Железобетонный аргумент.
Я десять лет жила половой жизнью, Костя трясся, чтоб я не залетела, по гинекологам таскал, волновался, чтоб не испортилась его девочка для утех, и все шло по его правилам. Но стоило мне сбежать, быть с другим мужчиной, как я забеременела.
– Вытри волосы, на улице метель, ты в папу рыжая?
– Да, я его солнечный зайчик.
Снова какой-то морок, откуда я это вспомнила? А ведь точно меня папа так называл, когда приходил домой, я слышала еще из своей комнаты, как во двор въезжала машина, хлопали двери, я бежала по ступенькам вниз. А он, зайдя в гостиную, подхватывал меня на руки и говорил, что я его солнечный зайчик.
Как я могла это забыть?
В горле ком, хочется начать рыдать и выть белугой от обиды и моей хреновой судьбы, рвать на себе волосы и хоть как-то вернуть время назад, чтоб увидеть их на минуту.
– Все, все, не плачь, девочка, они в лучшем мире, они вместе и всегда рядом с тобой.
Ладонь женщины гладит меня по плечу, слезы текут по щекам, в груди больше не давит, она успокаивает, пью мелкими глотками чай.
– Не расстраивай ее.
– Ее?
– Ему нужна отдушина, она ей и будет. Но не ищи встречи, неспокойно все у него, сам найдет скоро, потерпи.
Несколько слов, а я их понимаю, да так, что становится страшно. Неужели я поверила этой странной женщине?
Нет, это бред и странный чай из непонятных травок, и сотрясение.
– Мать! Мать, вы здесь?
– Чего орешь, оглашенный, тут мы, заходи.
Леонид пускает клубы морозного воздуха, сам в пуховике судя по лейблу, очень недешевому, а вот свитер ручной вязки, теплый.
– Посидите еще немного, у нас там гости, поговорить надо.
Взгляд у мужчины колючий, не нравлюсь я ему, а может, ему вообще все бабы противны после той, которой Серафима желала далеко не приятные вещи.
– Они ищут меня?
– Они ищут неприятностей и найдут на моей земле, если будут слишком наглыми и докучать.

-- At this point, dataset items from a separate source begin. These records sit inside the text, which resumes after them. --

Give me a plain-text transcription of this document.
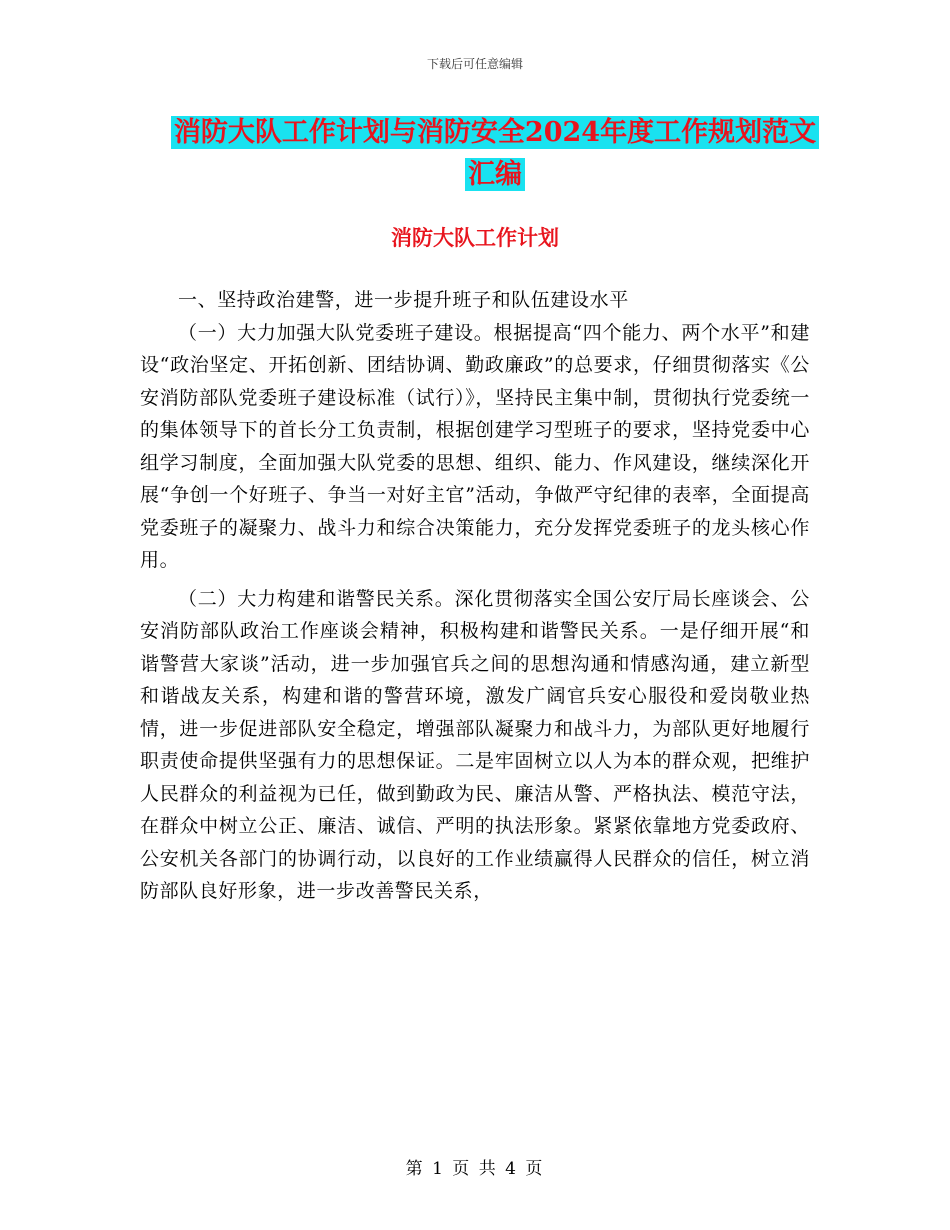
下载后可任意编辑
消防大队工作计划与消防安全2024年度工作规划范文
汇编
消防大队工作计划

一、坚持政治建警，进一步提升班子和队伍建设水平

（一）大力加强大队党委班子建设。根据提高“四个能力、两个水平”和建设“政治坚定、开拓创新、团结协调、勤政廉政”的总要求，仔细贯彻落实《公安消防部队党委班子建设标准（试行）》，坚持民主集中制，贯彻执行党委统一的集体领导下的首长分工负责制，根据创建学习型班子的要求，坚持党委中心组学习制度，全面加强大队党委的思想、组织、能力、作风建设，继续深化开展“争创一个好班子、争当一对好主官”活动，争做严守纪律的表率，全面提高党委班子的凝聚力、战斗力和综合决策能力，充分发挥党委班子的龙头核心作用。

（二）大力构建和谐警民关系。深化贯彻落实全国公安厅局长座谈会、公安消防部队政治工作座谈会精神，积极构建和谐警民关系。一是仔细开展“和谐警营大家谈”活动，进一步加强官兵之间的思想沟通和情感沟通，建立新型和谐战友关系，构建和谐的警营环境，激发广阔官兵安心服役和爱岗敬业热情，进一步促进部队安全稳定，增强部队凝聚力和战斗力，为部队更好地履行职责使命提供坚强有力的思想保证。二是牢固树立以人为本的群众观，把维护人民群众的利益视为已任，做到勤政为民、廉洁从警、严格执法、模范守法，在群众中树立公正、廉洁、诚信、严明的执法形象。紧紧依靠地方党委政府、公安机关各部门的协调行动，以良好的工作业绩赢得人民群众的信任，树立消防部队良好形象，进一步改善警民关系，

第 1 页 共 4 页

Только сейчас замечаю в руках мужчины ружье. Значит у нас гости серьезные.
Покровский
Смотрю, как кровь вместе с водой стекает с разбитых костяшек рук в раковину, на этом белоснежном фоне она слишком яркая. В моем кабинете после ухода Савелия мало что осталось целого, разбил даже телефон Арины, что Кузнецов оставил на столе.
Прикрываю глаза, идет снег, кожей чувствую морозный воздух, а еще запах дыма и гари. Веду головой. Что это? Галлюцинации? Ведения? Тихий плеск воды, снежинки тают на лице. Я все это не вижу, только чувству. Сжимаю пальцами рукоять меча, в правом плече боль.
Точно бред. Открываю глаза, на костяшки льется вода.